Where I was shook by Salatin was his commentary on the needs for terrestrial plants to live within a living ground. I think this is true. Just as it is true of humans to require living soil to bolster the quality of their life. Just as it is self-evidently beneficial that all things should be living in harmony. Particularly a harmony balanced by our own brilliant responsibility, born as this all is by Gods grace.
But, it just isn't practical. Not yet it isn't.
So the choice isn't between the best and the worst. It's a set of compromises.
[[Locally Real Food]] requires a diverse set of inputs and outputs cycling dynamically.
Holistic driven permaculture in tune with our Adam like duty to build Eden is a beautiful dream and an admirable first focus wherever possible. But where the land is sparse, poisoned, or tyrannized, we should seek what is best for that environment practically, rather than what is best for it empirically. We must pick our battles.
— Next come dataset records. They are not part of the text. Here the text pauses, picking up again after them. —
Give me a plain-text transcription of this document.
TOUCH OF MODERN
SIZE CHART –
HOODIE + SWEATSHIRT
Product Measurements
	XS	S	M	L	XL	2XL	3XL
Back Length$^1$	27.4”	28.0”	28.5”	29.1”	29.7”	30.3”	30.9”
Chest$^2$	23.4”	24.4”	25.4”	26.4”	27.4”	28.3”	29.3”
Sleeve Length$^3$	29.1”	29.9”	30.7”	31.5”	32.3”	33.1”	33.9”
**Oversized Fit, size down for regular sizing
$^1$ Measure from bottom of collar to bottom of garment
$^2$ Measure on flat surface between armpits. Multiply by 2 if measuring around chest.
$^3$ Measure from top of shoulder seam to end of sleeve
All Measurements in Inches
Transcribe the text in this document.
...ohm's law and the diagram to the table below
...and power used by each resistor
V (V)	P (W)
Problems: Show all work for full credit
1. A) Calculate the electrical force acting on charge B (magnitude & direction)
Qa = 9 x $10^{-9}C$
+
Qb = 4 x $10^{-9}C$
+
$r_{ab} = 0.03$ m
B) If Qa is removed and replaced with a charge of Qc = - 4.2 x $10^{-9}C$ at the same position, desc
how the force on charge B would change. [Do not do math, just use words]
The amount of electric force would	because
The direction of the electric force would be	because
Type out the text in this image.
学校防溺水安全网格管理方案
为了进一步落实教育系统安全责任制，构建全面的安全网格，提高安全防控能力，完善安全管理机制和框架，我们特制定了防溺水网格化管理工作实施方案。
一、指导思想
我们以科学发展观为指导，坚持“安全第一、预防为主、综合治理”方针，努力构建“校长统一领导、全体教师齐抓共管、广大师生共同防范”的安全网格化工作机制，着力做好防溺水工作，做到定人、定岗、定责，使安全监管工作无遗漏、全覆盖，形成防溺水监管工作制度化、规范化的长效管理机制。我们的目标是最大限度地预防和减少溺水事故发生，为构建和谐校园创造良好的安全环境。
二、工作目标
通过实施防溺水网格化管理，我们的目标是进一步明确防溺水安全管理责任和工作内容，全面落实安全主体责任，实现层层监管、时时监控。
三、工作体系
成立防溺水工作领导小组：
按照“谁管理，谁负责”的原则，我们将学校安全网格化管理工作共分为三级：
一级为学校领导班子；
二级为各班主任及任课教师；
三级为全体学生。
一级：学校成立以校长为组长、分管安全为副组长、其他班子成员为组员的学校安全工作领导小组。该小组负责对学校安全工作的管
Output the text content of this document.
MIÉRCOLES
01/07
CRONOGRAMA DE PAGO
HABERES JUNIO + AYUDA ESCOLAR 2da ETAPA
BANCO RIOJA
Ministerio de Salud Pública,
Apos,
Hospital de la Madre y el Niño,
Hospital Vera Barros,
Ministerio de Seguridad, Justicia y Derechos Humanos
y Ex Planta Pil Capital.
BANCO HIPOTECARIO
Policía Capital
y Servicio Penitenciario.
We should rather eat and feed our animals plants grown within enhanced sterility and reduced complexity, than grow plants more correctly which are grown in or blanketed with poisons.
Yes, the plant, will contain less life. Less energy. Less complexity. And it will make the cycle which we are spinning within more fragmented and worn away with strings of itself wandering away and causing losses we can't yet consider. But that is the fate of the time we are talking about. Our here and now.
We should let no tool go unused.
Just as we should let no nonsense hide.
It will be decades, or centuries, at a minimum, before we can grow and/or logistically transport real food sufficiently to all.
We must not strive for perfection, today. We must strive for our best option today, so we may move ever forward towards the unreachable perfection, some time in the future.